The pattern of questioning changed dramatically, however, whenever Mr. Gore's attorneys took the podium. The conservative five continued to pepper the attorneys with difficult questions. They asked Laurence Tribe and David Boies, the attorneys for Mr. Gore, a total of 95 skeptical questions (and one supportive question). By contrast, the liberal four completely changed tack. Of the 38 questions they asked Mr. Gore's attorneys, 33 were supportive. All of the skeptical questions came in the second oral argument, when justices Souter and Breyer asked about the obvious equal-protection-clause problems. Except for this one short segment of one of the arguments, the liberal four never asked Vice President Gore's attorneys a single difficult question. Moreover, they asked more than 15 times as many skeptical questions to Mr. Olson as they did to Messrs. Tribe and Boies (78 to 5).

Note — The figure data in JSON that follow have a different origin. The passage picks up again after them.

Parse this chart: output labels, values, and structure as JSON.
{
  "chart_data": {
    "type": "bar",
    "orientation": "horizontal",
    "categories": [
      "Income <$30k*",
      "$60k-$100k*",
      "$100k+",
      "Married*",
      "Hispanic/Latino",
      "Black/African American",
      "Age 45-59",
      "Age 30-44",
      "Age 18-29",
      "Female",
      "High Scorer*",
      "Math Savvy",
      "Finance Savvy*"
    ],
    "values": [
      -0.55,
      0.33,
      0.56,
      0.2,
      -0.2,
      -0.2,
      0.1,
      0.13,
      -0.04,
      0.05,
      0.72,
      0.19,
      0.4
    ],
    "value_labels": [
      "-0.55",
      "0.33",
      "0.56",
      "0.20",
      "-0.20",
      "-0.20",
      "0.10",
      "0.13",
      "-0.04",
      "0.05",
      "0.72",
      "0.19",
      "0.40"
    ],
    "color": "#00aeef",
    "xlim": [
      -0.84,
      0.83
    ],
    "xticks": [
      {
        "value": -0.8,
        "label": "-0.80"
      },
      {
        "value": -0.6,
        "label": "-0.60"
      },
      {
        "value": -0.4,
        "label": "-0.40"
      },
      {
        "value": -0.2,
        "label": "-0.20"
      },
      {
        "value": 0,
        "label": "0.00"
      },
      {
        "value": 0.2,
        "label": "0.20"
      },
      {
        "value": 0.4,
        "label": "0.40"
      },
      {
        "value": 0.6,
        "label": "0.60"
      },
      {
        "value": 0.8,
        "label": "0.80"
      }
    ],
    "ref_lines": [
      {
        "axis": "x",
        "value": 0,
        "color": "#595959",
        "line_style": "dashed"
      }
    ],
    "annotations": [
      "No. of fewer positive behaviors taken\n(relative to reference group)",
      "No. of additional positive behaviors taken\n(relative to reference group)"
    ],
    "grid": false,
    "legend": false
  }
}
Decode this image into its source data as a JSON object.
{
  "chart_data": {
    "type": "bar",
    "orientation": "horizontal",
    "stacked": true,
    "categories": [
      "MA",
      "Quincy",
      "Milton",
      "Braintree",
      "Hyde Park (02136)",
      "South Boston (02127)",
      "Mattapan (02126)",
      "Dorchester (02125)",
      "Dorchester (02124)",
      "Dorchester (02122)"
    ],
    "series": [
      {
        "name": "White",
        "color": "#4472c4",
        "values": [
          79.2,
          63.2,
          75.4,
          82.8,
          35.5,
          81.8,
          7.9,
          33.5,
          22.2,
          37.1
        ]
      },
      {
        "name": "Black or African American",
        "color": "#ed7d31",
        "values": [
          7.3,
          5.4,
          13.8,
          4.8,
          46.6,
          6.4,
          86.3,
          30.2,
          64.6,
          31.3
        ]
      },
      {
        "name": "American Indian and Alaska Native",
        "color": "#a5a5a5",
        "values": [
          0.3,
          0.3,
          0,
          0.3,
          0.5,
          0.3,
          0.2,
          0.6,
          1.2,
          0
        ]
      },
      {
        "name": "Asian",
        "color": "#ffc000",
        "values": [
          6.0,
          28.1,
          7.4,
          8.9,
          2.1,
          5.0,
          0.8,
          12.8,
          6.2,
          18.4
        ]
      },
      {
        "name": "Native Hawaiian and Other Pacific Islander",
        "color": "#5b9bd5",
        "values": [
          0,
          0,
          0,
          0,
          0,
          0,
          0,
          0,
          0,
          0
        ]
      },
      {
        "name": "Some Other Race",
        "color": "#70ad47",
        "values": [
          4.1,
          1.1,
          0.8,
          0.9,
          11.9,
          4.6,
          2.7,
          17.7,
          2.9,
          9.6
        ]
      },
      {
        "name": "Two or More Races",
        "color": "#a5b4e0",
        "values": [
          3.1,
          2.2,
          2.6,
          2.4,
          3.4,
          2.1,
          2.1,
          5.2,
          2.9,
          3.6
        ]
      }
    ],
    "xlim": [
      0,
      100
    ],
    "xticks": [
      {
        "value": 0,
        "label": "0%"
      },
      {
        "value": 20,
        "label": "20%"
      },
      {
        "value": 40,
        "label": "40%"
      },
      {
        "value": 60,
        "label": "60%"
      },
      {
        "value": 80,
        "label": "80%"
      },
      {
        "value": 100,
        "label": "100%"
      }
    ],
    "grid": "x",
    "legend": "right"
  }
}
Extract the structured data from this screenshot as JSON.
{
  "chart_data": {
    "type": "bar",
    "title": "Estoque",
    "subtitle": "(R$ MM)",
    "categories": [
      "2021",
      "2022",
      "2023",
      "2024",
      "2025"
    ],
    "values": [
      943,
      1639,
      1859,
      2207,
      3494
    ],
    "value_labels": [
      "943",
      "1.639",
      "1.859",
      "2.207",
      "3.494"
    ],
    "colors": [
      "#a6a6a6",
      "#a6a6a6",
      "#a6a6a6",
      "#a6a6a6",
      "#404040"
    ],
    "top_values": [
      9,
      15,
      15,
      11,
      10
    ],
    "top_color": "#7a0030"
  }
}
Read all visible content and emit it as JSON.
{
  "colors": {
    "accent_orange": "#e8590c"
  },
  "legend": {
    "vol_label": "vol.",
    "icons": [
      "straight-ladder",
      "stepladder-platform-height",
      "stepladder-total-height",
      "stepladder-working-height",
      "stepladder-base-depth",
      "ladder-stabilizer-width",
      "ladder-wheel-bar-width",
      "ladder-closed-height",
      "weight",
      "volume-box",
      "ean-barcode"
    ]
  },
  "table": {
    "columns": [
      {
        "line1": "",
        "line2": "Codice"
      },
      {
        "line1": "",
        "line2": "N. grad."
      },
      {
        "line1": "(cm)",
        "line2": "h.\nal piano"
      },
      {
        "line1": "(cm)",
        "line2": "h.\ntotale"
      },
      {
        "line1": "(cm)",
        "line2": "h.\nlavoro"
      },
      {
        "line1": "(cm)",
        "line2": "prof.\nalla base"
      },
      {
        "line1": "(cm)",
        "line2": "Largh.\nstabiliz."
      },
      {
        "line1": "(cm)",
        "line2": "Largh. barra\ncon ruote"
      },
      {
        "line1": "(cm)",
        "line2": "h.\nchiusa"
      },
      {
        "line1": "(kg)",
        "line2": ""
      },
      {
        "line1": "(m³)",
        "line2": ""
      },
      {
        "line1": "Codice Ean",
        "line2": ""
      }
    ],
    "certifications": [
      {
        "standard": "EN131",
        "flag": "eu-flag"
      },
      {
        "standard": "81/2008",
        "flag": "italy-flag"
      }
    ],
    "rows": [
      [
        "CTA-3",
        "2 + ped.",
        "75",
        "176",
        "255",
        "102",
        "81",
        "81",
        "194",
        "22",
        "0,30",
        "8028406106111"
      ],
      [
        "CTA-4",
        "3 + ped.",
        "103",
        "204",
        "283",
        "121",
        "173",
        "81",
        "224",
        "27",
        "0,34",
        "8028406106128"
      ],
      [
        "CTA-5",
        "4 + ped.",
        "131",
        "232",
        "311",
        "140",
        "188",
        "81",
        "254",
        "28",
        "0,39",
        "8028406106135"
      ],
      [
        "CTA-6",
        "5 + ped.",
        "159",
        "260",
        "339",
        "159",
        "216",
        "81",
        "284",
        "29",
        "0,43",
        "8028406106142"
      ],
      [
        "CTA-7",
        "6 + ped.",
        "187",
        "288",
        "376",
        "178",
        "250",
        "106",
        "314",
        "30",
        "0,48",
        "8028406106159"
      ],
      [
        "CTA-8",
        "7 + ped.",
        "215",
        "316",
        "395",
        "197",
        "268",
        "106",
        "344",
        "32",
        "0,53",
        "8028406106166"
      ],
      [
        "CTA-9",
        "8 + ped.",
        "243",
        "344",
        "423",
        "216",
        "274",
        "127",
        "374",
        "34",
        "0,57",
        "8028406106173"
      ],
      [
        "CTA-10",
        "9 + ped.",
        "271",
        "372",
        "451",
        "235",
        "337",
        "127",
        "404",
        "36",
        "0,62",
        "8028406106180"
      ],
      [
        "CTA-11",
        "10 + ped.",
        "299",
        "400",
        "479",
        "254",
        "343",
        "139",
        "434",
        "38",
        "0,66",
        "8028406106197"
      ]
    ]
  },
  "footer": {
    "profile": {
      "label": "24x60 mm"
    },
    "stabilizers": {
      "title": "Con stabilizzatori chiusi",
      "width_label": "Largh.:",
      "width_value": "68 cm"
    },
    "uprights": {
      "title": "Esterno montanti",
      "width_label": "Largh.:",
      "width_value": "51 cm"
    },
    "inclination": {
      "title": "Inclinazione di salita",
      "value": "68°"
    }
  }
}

The machinations the liberal 4 undertook to support Mr. Gore's attorneys were remarkable. In one sequence of Mr. Tribe's oral argument, he was reduced to giving responses such as, "Right," "I fully accept that, Justice Souter," "That's right," and "I think that makes sense." After Justice Scalia started to pin Mr. Tribe down on a particularly important point, Justice Ginsburg interrupted. Mr. Tribe's next three answers started, "Absolutely," "That's right," and "Exactly."

Republicans have largely ignored the continuing debates and charges about Florida, focusing instead on the challenges of governing. There may be a price to be paid, though, by disregarding these steady attacks. When Clarence Thomas was confirmed to the Supreme Court, a clear majority of Americans believed that he was telling the truth. But over the next year, his opponents continued to press Anita Hill's story while conservatives said little. Polls showed that the percentage of people who believed Justice Thomas then fell substantially.

Whenever the topic turns to the Supreme Court's role in election 2000, Republicans would be wise to counter the specious argument that the conservative five were politically biased. The overwhelming evidence demonstrates that it was the liberal block of Justices that showed a double standard. Justice Ginsburg may have been correct — some of the Justices did appear to be paying close attention to what their "home crowd" expected.